Ya, kontroversi Basoeki Abdullah bahkan sampai diakhir hayatnya. Tukang kebun yang berencana merampok rumah, akhirnya membunuh beliau di kamar tidur. Saya menyaksikan sendiri suasana kamar tidur yang masih ditata sama dengan terakhir kali ditinggali oleh beliau. Menurut guide museum, bahkan tata letak barang diatur sendiri oleh sang istri, Nataya Narerat.

Kita tinggalkan sejenak kontroversi sang maestro dan beranjak ke lantai dua museum. Decak kagum tak tertahankan ketika melihat sebagian koleksi lukisan beliau.
Terbagi dalam beberapa kategori, namun jelas Basoeki Abdullah menjadikan aliran Naturalis Raelis sebagai aliran spesialisasinya. Lukisan potret presiden/pemimpin dari berbagai Negara tertata dengan apik. Sambil membaca katalog koleksi lukisan yang diberikan oleh pihak museum, rasa ingin tau saya makin membuncah. Beberapa lukisan yang menjadi favorite saya diantaranya adalah lukisan ‘bersambung’ yaitu lukisan wakil-wakil negara untuk Konferensi Asia Afrika yang terbagi menjadi 3 lukisan besar, lukisan Bawah Laut, dan Lukisan Coretan Pertama Ibu Tien.

Lukisan Coretan Pertama Ibu Tien ini menjadi unik karena sapuan cat pertama dilakukan oleh Ibu Tien Soeharto yang kemudian dijadikan satu lukisan utuh oleh Basoeki Abdullah. Sungguh brilian, menurut saya. Tentu saja hasilnya tidak perlu diragukan.

Beranjak ke Perpustakaan yang juga terletak di Lantai 2, saya kembali kagum dengan koleksi Buku Seni beliau. Sangat lengkap dan menarik. Saya yang bukan mahasiswa seni saja, merasa Perpusatakaan itu bagai ‘surga’. Rasanya ingin saya melahap habis buku yang ada disana. Sayangnya masih banyak hal yang harus saya eksplor jadi kami kembali turun ke lantai 1 dan menonton film dokumenter Basoeki Abdullah.

Menurut saya film tersebut dikemas dengan menarik karena mengangkat sisi keseharian Basoeki Abdullah. Mulai dari pagi hari dan berkegiatan di rumah hingga berangkat ‘ngantor’ alias melukis di satu rumah khusus yang dijadikan tempat khusus untuk bekerja/melukis.

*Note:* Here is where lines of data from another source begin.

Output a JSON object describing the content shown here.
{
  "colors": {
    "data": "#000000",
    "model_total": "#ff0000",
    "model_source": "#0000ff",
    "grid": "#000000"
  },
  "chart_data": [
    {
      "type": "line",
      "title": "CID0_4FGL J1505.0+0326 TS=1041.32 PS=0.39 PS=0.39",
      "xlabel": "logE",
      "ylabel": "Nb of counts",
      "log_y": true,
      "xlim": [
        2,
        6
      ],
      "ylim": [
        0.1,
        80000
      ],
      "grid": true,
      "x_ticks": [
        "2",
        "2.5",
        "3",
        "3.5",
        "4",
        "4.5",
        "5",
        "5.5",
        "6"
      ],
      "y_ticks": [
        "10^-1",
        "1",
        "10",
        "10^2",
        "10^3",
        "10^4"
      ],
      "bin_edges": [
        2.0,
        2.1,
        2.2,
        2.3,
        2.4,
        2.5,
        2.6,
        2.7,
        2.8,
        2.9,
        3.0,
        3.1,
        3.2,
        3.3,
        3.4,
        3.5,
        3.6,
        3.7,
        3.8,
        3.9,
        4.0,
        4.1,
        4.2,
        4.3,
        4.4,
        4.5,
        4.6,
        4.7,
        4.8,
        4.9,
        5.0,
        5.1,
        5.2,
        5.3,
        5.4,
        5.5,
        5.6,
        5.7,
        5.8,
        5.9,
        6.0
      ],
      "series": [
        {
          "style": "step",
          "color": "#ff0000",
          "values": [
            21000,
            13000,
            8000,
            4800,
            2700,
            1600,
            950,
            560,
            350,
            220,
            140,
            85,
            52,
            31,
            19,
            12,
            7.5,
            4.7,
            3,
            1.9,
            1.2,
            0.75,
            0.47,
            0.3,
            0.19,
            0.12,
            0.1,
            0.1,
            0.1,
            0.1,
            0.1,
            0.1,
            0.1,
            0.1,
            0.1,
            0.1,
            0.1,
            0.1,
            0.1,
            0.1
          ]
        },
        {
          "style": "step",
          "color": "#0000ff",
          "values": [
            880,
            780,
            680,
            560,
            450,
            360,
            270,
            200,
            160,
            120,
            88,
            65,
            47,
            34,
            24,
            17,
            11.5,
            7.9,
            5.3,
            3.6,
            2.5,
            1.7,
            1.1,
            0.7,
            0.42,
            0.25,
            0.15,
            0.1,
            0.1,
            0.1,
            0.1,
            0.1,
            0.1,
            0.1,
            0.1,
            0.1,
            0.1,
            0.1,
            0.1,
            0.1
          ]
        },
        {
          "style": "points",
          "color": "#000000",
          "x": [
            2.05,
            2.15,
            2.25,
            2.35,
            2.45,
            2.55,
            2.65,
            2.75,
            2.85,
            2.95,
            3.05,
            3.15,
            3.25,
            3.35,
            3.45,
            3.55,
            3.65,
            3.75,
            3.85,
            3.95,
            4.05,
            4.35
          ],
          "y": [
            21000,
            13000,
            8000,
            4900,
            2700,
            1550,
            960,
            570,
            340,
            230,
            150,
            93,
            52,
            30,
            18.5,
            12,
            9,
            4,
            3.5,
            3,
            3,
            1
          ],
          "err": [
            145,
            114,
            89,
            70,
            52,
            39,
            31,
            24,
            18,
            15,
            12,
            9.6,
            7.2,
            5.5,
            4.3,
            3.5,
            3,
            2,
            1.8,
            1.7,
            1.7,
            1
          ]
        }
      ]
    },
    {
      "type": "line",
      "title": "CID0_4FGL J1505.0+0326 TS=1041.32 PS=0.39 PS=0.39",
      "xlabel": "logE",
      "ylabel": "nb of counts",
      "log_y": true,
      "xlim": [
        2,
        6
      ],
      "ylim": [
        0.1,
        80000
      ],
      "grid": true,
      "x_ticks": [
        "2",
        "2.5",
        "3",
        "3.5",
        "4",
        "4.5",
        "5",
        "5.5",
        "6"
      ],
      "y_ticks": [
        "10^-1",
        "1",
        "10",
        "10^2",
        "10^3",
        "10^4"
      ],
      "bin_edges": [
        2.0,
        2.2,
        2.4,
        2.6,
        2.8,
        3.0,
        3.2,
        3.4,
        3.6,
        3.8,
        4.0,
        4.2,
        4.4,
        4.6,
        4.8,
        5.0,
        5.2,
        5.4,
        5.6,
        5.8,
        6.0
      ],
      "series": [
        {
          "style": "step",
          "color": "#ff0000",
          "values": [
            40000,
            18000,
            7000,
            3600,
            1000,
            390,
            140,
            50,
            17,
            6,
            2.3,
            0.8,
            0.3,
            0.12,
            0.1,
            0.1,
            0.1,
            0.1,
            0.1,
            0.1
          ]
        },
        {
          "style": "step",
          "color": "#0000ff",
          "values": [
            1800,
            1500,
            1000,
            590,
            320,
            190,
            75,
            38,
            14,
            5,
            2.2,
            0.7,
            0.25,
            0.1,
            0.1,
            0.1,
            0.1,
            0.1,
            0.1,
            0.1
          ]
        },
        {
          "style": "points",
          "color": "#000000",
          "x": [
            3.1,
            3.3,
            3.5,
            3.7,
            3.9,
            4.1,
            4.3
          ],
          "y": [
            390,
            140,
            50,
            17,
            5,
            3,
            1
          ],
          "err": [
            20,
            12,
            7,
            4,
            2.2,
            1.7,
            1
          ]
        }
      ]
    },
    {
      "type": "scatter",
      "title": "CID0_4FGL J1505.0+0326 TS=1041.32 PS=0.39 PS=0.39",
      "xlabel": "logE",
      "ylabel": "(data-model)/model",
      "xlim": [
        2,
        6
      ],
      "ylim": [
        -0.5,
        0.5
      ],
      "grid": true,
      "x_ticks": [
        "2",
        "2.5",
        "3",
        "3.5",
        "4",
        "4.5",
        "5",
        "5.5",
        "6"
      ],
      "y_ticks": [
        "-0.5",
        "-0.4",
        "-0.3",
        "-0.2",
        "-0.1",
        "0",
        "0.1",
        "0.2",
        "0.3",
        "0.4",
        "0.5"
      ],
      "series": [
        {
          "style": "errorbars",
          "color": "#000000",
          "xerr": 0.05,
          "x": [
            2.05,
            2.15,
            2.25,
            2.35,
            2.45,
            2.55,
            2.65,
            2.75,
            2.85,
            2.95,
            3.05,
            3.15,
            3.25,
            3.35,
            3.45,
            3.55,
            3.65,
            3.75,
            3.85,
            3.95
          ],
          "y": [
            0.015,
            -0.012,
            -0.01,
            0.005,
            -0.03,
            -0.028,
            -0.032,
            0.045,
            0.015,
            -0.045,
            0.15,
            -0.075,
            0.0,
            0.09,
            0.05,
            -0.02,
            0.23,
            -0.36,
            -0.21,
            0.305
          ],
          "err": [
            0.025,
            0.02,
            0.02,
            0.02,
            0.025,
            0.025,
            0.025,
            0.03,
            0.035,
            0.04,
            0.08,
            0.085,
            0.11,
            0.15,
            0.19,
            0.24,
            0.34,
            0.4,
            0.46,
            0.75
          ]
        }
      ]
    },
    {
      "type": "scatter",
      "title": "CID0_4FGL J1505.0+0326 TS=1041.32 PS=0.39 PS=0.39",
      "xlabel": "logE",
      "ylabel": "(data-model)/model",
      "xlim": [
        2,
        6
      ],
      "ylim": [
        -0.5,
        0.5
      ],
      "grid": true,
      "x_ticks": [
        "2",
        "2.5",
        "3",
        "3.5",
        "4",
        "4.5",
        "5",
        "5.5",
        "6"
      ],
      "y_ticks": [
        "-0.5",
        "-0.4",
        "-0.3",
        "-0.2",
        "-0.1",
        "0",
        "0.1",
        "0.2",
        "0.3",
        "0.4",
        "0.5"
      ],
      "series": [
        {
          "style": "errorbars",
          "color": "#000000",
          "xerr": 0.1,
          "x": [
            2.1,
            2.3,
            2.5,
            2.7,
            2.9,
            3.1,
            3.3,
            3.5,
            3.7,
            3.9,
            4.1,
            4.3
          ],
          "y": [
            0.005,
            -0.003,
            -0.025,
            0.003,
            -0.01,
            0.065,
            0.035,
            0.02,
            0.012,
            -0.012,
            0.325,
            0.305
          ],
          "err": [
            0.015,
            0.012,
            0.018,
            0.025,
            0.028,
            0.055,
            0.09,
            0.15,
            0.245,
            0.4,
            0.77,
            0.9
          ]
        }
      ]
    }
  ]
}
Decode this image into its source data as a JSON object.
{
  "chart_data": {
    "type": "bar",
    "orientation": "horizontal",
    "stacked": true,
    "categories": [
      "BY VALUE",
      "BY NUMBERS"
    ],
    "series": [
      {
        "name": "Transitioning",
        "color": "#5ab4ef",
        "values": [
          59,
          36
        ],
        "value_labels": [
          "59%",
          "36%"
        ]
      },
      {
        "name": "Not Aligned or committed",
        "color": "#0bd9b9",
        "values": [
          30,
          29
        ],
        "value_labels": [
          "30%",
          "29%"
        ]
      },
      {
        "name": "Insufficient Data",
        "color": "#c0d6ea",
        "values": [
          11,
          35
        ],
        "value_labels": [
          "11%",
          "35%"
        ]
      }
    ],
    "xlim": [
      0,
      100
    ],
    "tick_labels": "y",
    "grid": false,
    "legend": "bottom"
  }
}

Diperlihatkan juga kedekatan beliau dengan anaknya dari pernikahan dengan Nataya Narerat, yaitu Cicilia Sidhawati.

Hari pertama berkunjung ke Museum sukses membuat kami senang karena selain mendapat banyak buku (yeay) dan berkesempatan menemui & mewawancara langsung dengan Ketua Museum Basoeki Abdullah, Bapak Joko Madsono. Duh so far beliau memang paling the best! Kenapa? Pertama background beliau ‘nyambung’. Pak Joko memang lulusan seni murni/lukis. Bahkan di ruangannya kami bisa melihat salah satu karya beliau. Kedua, sangat menyenangkan berbincang dengan beliau. Tidak pelit ilmu, jelas memberi informasi, menghargai mahasiswa sebagai peneliti (cie), suportif dan berjiwa muda. Nah, poin terakhir itu yang sebenarnya saya tunggu tunggu dari sosok seorang pemimpin museum. No wonder, staff museum juga memberikan pelayanan yang maksimal dan berbeda bila dibandingkan dengan museum lain yang kami kunjungi.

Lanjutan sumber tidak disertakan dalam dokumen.